To build the executable:
go build -o SigNature.exe
Generate a rsa private and public keys using OpenSSL:
openssl genpkey -algorithm RSA -out <private_key_name>.pem -pkeyopt rsa_keygen_bits:2048
openssl rsa -in <private_key_name>.pem -pubout -out <public_key_name>.pem
To use the executable:
Usage: ./SigNature <commands>
Commands:
sign -priv <private_key_file> -pub <public_key_file> -f <file>
verify -pub <public_key_file> -f <file>
Use:
./SigNature sign -priv <private_key_file> -pub <public_key_file> -f <file>
As per the above command, the user provided file will be signed using the rsa private key under the SignPKCS1v15 format, further Metadata of "Hash:" or "SignedReference:" will be appended to the file.
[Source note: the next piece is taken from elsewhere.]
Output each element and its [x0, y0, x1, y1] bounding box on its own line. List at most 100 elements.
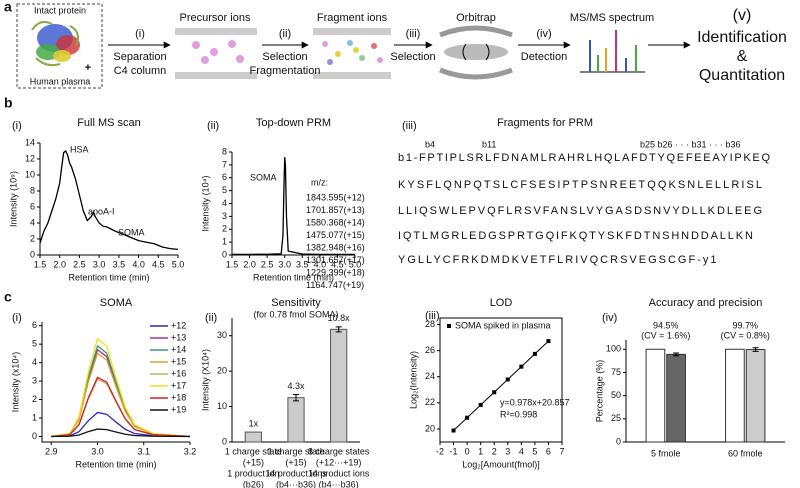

Further the File Name, File Hash Value, Signature Reference, Public Key Name, Key and the Signature Agent will be uploaded as a log to the CredentialLog via api call.
Use:
./SigNature verify -pub <public_key_file> -f <file>
As per the above command, the user provided file will be verified using the rsa public key under the VerifyPKCS1v15 format, further the VerifyFile function splits the file content into lines, the function can then iterate over each line and check if it starts with the metadata "Hash:" or "SignedReference:". If it does, it knows that the rest of the line after the prefix is the corresponding value. This value is then decoded from a hexadecimal string (for the hash) or a base64 string (for the signature) into a byte array. This approach allows for a flexible file structure where the hash and signature can appear in any order, and potentially additional metadata could be included in the same way. It assumes that each piece of metadata is on its own line and correctly prefixed.